The British Foreign Office stated that the surveillance planes were “unarmed” and that their mission was “solely to locate the hostages,” according to the same website.
It considered this response to “raise serious questions about why spy planes continued to be sent to the region during the prisoner releases.”
Al Jazeera documented multiple and intensive flights carried out by the same British aircraft model over at least 14 months of the Israeli war on Gaza.
The Times newspaper had previously reported that British Royal Air Force spy planes began surveillance and reconnaissance operations in December 2023, weeks after the Al-Aqsa Flood operation. They conducted almost daily missions over the 25-mile-long Gaza Strip to assist the Israelis in locating the hostages captured by Hamas in October 2023.

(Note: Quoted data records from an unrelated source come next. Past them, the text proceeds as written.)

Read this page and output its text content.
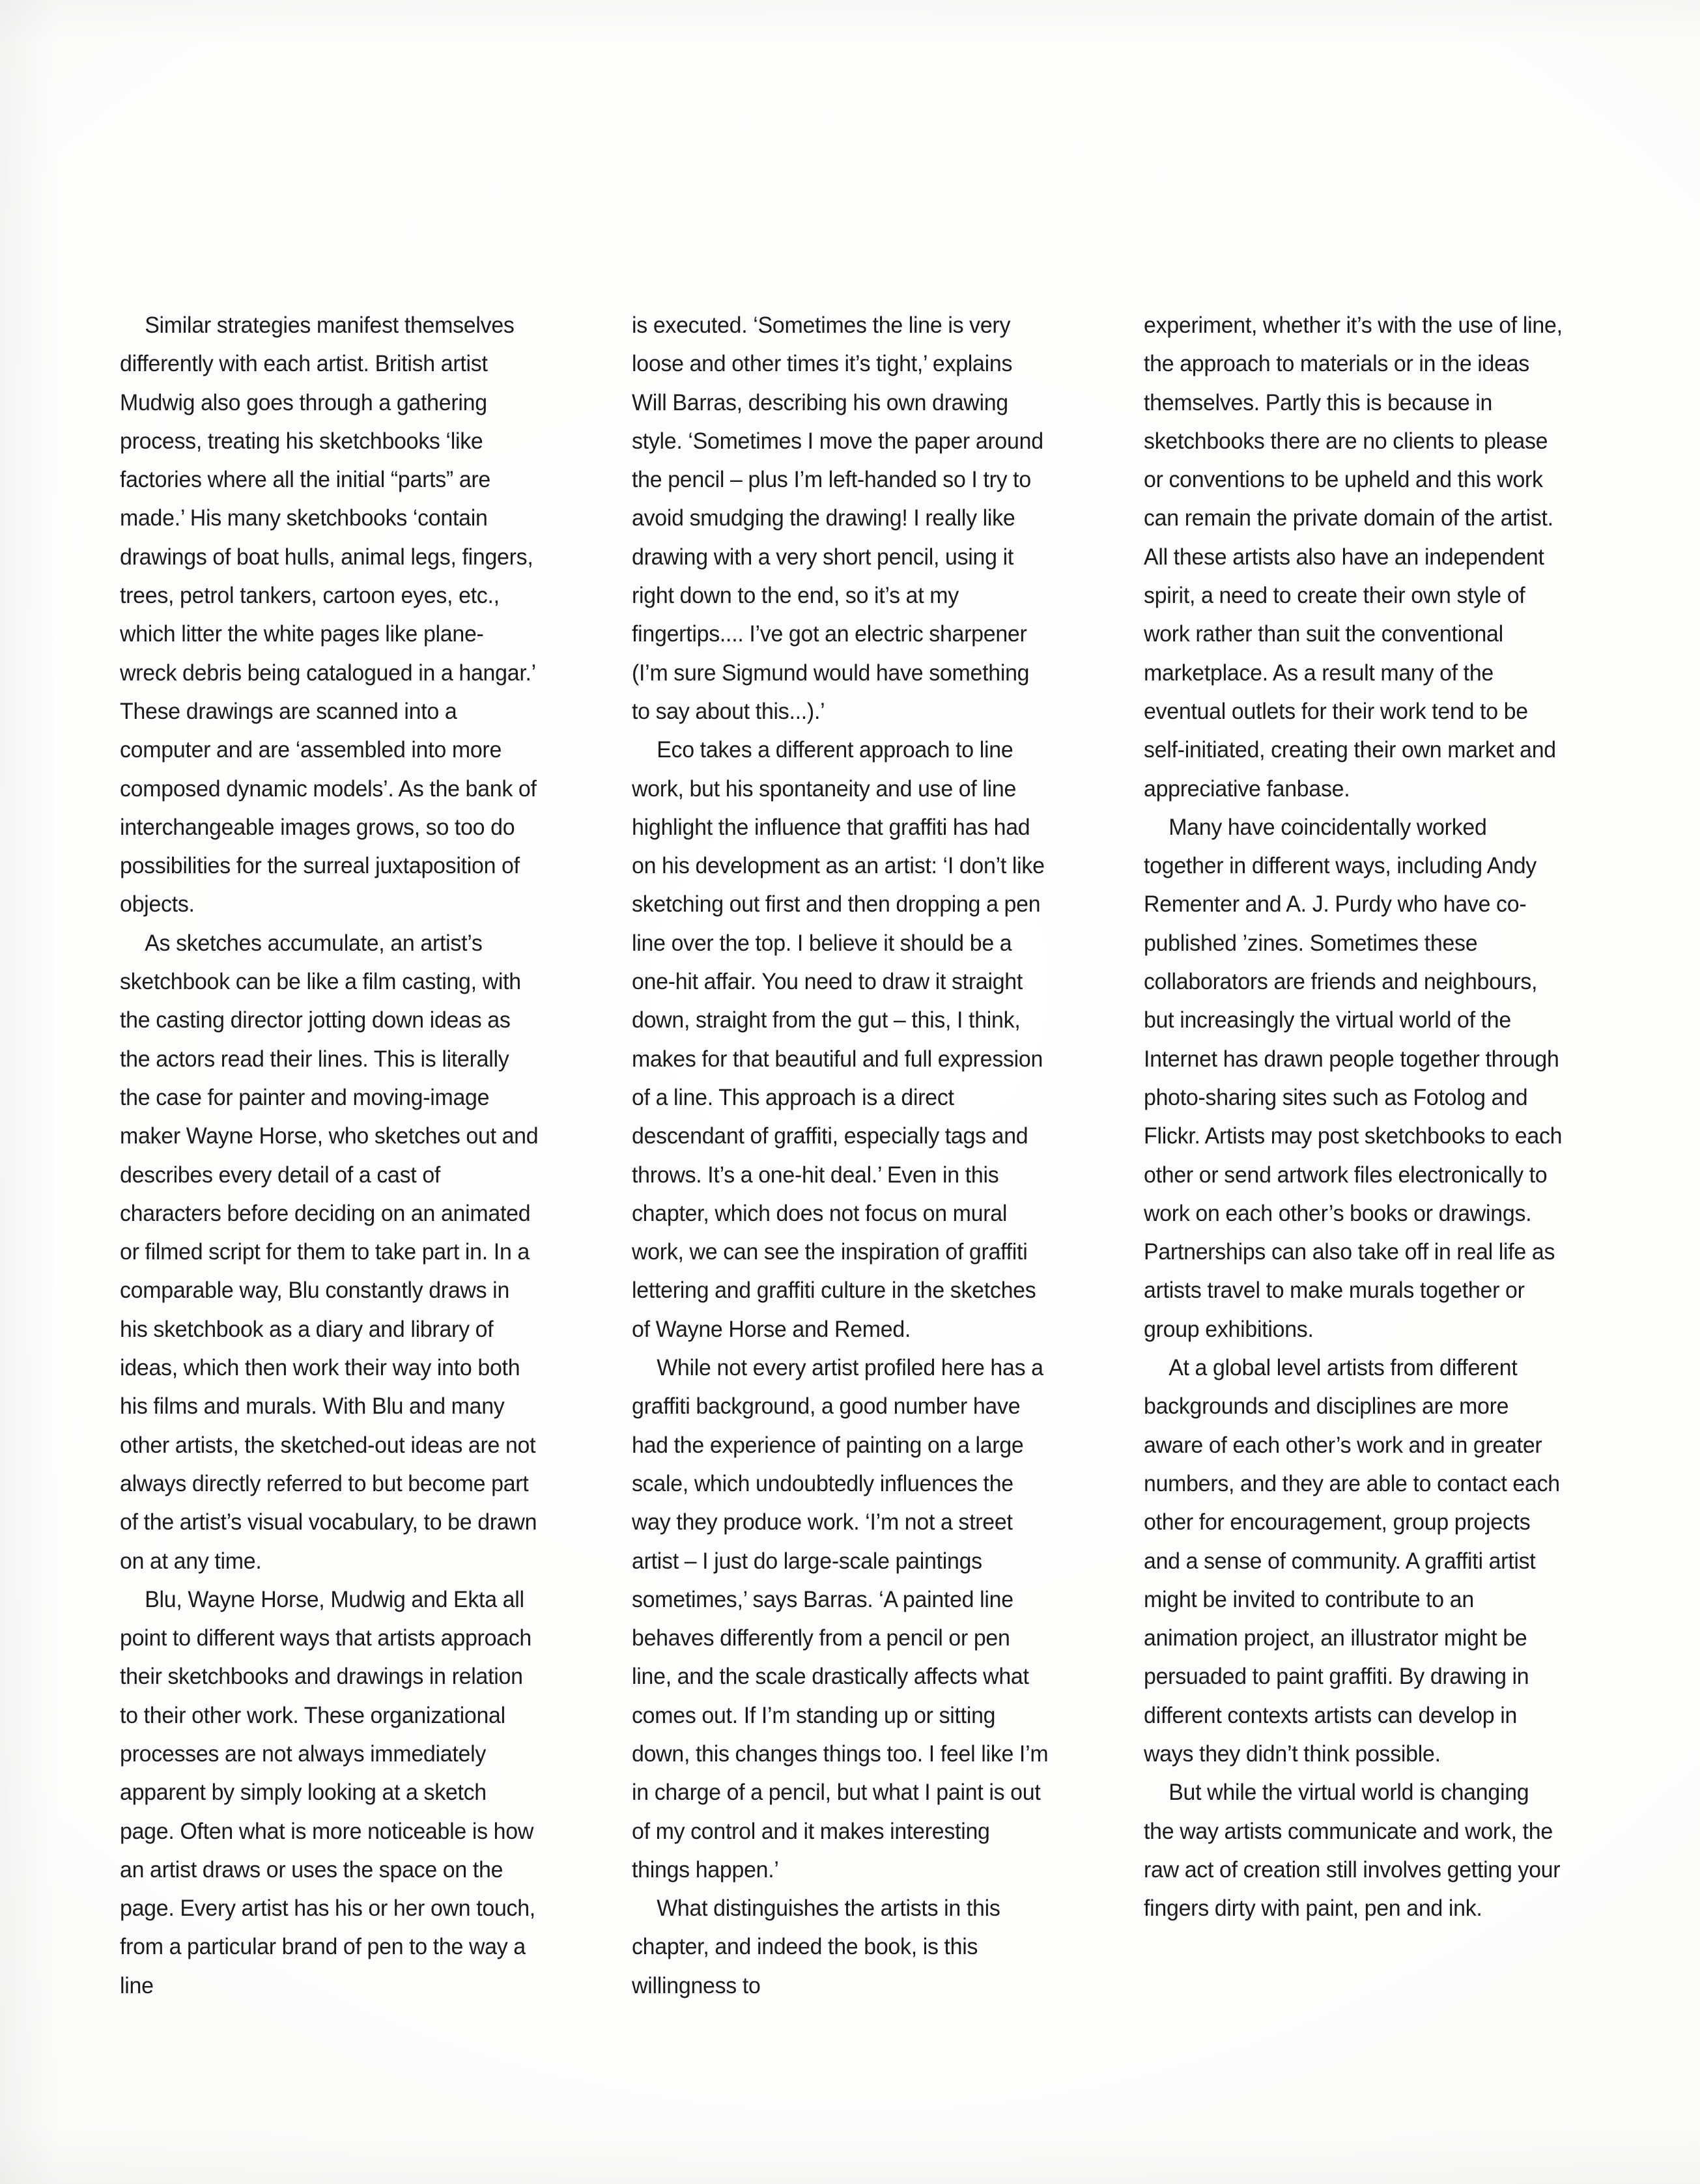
Similar strategies manifest themselves differently with each artist. British artist Mudwig also goes through a gathering process, treating his sketchbooks ‘like factories where all the initial “parts” are made.’ His many sketchbooks ‘contain drawings of boat hulls, animal legs, fingers, trees, petrol tankers, cartoon eyes, etc., which litter the white pages like plane-wreck debris being catalogued in a hangar.’ These drawings are scanned into a computer and are ‘assembled into more composed dynamic models’. As the bank of interchangeable images grows, so too do possibilities for the surreal juxtaposition of objects.

As sketches accumulate, an artist’s sketchbook can be like a film casting, with the casting director jotting down ideas as the actors read their lines. This is literally the case for painter and moving-image maker Wayne Horse, who sketches out and describes every detail of a cast of characters before deciding on an animated or filmed script for them to take part in. In a comparable way, Blu constantly draws in his sketchbook as a diary and library of ideas, which then work their way into both his films and murals. With Blu and many other artists, the sketched-out ideas are not always directly referred to but become part of the artist’s visual vocabulary, to be drawn on at any time.

Blu, Wayne Horse, Mudwig and Ekta all point to different ways that artists approach their sketchbooks and drawings in relation to their other work. These organizational processes are not always immediately apparent by simply looking at a sketch page. Often what is more noticeable is how an artist draws or uses the space on the page. Every artist has his or her own touch, from a particular brand of pen to the way a line

is executed. ‘Sometimes the line is very loose and other times it’s tight,’ explains Will Barras, describing his own drawing style. ‘Sometimes I move the paper around the pencil – plus I’m left-handed so I try to avoid smudging the drawing! I really like drawing with a very short pencil, using it right down to the end, so it’s at my fingertips.... I’ve got an electric sharpener (I’m sure Sigmund would have something to say about this...).’

Eco takes a different approach to line work, but his spontaneity and use of line highlight the influence that graffiti has had on his development as an artist: ‘I don’t like sketching out first and then dropping a pen line over the top. I believe it should be a one-hit affair. You need to draw it straight down, straight from the gut – this, I think, makes for that beautiful and full expression of a line. This approach is a direct descendant of graffiti, especially tags and throws. It’s a one-hit deal.’ Even in this chapter, which does not focus on mural work, we can see the inspiration of graffiti lettering and graffiti culture in the sketches of Wayne Horse and Remed.

While not every artist profiled here has a graffiti background, a good number have had the experience of painting on a large scale, which undoubtedly influences the way they produce work. ‘I’m not a street artist – I just do large-scale paintings sometimes,’ says Barras. ‘A painted line behaves differently from a pencil or pen line, and the scale drastically affects what comes out. If I’m standing up or sitting down, this changes things too. I feel like I’m in charge of a pencil, but what I paint is out of my control and it makes interesting things happen.’

What distinguishes the artists in this chapter, and indeed the book, is this willingness to

experiment, whether it’s with the use of line, the approach to materials or in the ideas themselves. Partly this is because in sketchbooks there are no clients to please or conventions to be upheld and this work can remain the private domain of the artist. All these artists also have an independent spirit, a need to create their own style of work rather than suit the conventional marketplace. As a result many of the eventual outlets for their work tend to be self-initiated, creating their own market and appreciative fanbase.

Many have coincidentally worked together in different ways, including Andy Rementer and A. J. Purdy who have co-published ’zines. Sometimes these collaborators are friends and neighbours, but increasingly the virtual world of the Internet has drawn people together through photo-sharing sites such as Fotolog and Flickr. Artists may post sketchbooks to each other or send artwork files electronically to work on each other’s books or drawings. Partnerships can also take off in real life as artists travel to make murals together or group exhibitions.

At a global level artists from different backgrounds and disciplines are more aware of each other’s work and in greater numbers, and they are able to contact each other for encouragement, group projects and a sense of community. A graffiti artist might be invited to contribute to an animation project, an illustrator might be persuaded to paint graffiti. By drawing in different contexts artists can develop in ways they didn’t think possible.

But while the virtual world is changing the way artists communicate and work, the raw act of creation still involves getting your fingers dirty with paint, pen and ink.
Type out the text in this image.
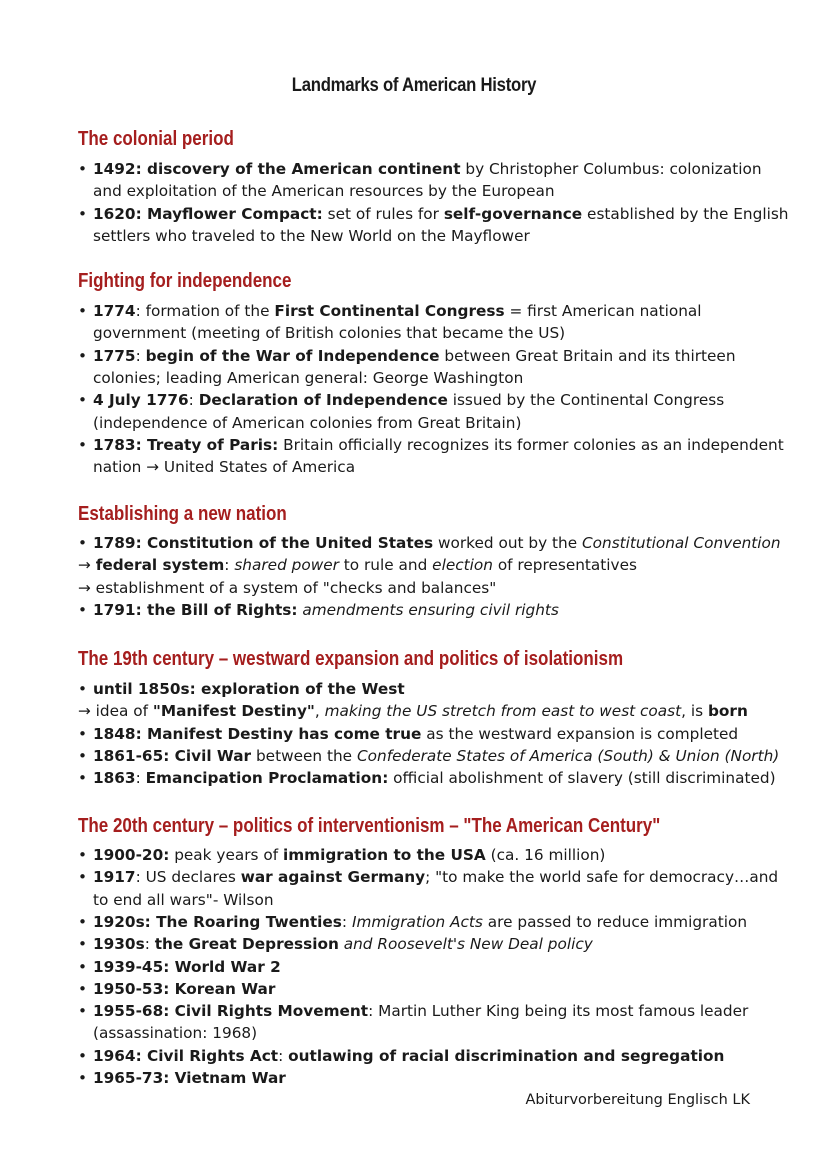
Landmarks of American History
The colonial period
• 1492: discovery of the American continent by Christopher Columbus: colonization
and exploitation of the American resources by the European
• 1620: Mayflower Compact: set of rules for self-governance established by the English
settlers who traveled to the New World on the Mayflower
Fighting for independence
• 1774: formation of the First Continental Congress = first American national
government (meeting of British colonies that became the US)
• 1775: begin of the War of Independence between Great Britain and its thirteen
colonies; leading American general: George Washington
• 4 July 1776: Declaration of Independence issued by the Continental Congress
(independence of American colonies from Great Britain)
• 1783: Treaty of Paris: Britain officially recognizes its former colonies as an independent
nation → United States of America
Establishing a new nation
• 1789: Constitution of the United States worked out by the Constitutional Convention
→ federal system: shared power to rule and election of representatives
→ establishment of a system of "checks and balances"
• 1791: the Bill of Rights: amendments ensuring civil rights
The 19th century – westward expansion and politics of isolationism
• until 1850s: exploration of the West
→ idea of "Manifest Destiny", making the US stretch from east to west coast, is born
• 1848: Manifest Destiny has come true as the westward expansion is completed
• 1861-65: Civil War between the Confederate States of America (South) & Union (North)
• 1863: Emancipation Proclamation: official abolishment of slavery (still discriminated)
The 20th century – politics of interventionism – "The American Century"
• 1900-20: peak years of immigration to the USA (ca. 16 million)
• 1917: US declares war against Germany; "to make the world safe for democracy…and
to end all wars"- Wilson
• 1920s: The Roaring Twenties: Immigration Acts are passed to reduce immigration
• 1930s: the Great Depression and Roosevelt's New Deal policy
• 1939-45: World War 2
• 1950-53: Korean War
• 1955-68: Civil Rights Movement: Martin Luther King being its most famous leader
(assassination: 1968)
• 1964: Civil Rights Act: outlawing of racial discrimination and segregation
• 1965-73: Vietnam War
Abiturvorbereitung Englisch LK
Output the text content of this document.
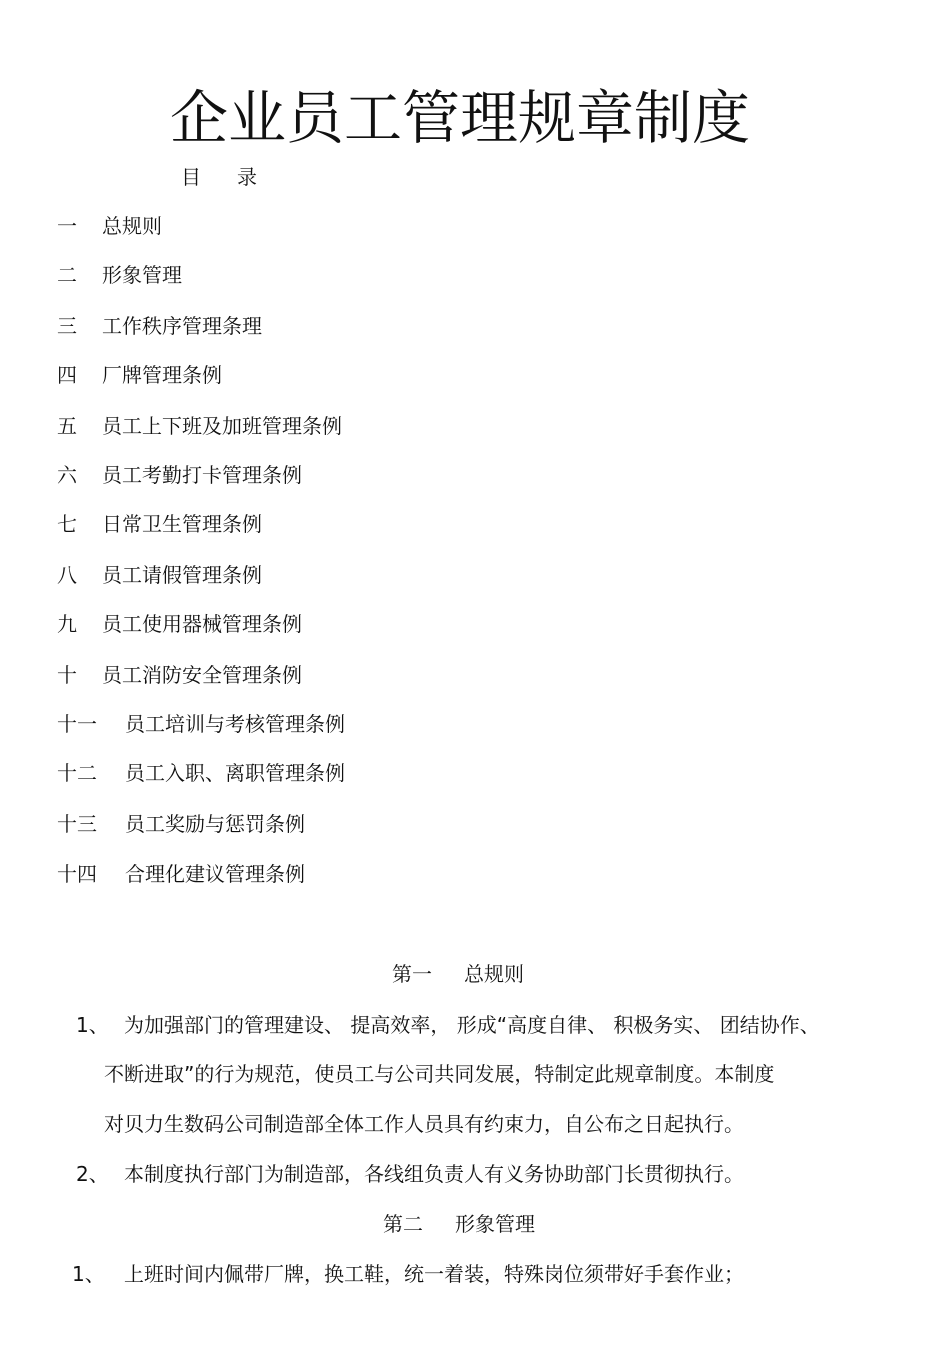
企业员工管理规章制度
目 录
一 总规则
二 形象管理
三 工作秩序管理条理
四 厂牌管理条例
五 员工上下班及加班管理条例
六 员工考勤打卡管理条例
七 日常卫生管理条例
八 员工请假管理条例
九 员工使用器械管理条例
十 员工消防安全管理条例
十一 员工培训与考核管理条例
十二 员工入职、离职管理条例
十三 员工奖励与惩罚条例
十四 合理化建议管理条例
第一 总规则
1、 为加强部门的管理建设、 提高效率， 形成“高度自律、 积极务实、 团结协作、
不断进取”的行为规范，使员工与公司共同发展，特制定此规章制度。本制度
对贝力生数码公司制造部全体工作人员具有约束力，自公布之日起执行。
2、 本制度执行部门为制造部，各线组负责人有义务协助部门长贯彻执行。
第二 形象管理
1、 上班时间内佩带厂牌，换工鞋，统一着装，特殊岗位须带好手套作业；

On January 19, a ceasefire and a three-phase prisoner exchange agreement came into effect, with each phase lasting 42 days, with negotiations for the second and third phases contingent on the progress of the first. The deal was brokered by Qatar and Egypt with U.S. support.
With American backing, between October 7, 2023, and January 19, 2025, Israel committed genocide in Gaza, resulting in more than 159,000 Palestinian martyrs and wounded—most of them children and women—along with over 14,000 missing persons, creating one of the worst humanitarian disasters in the world.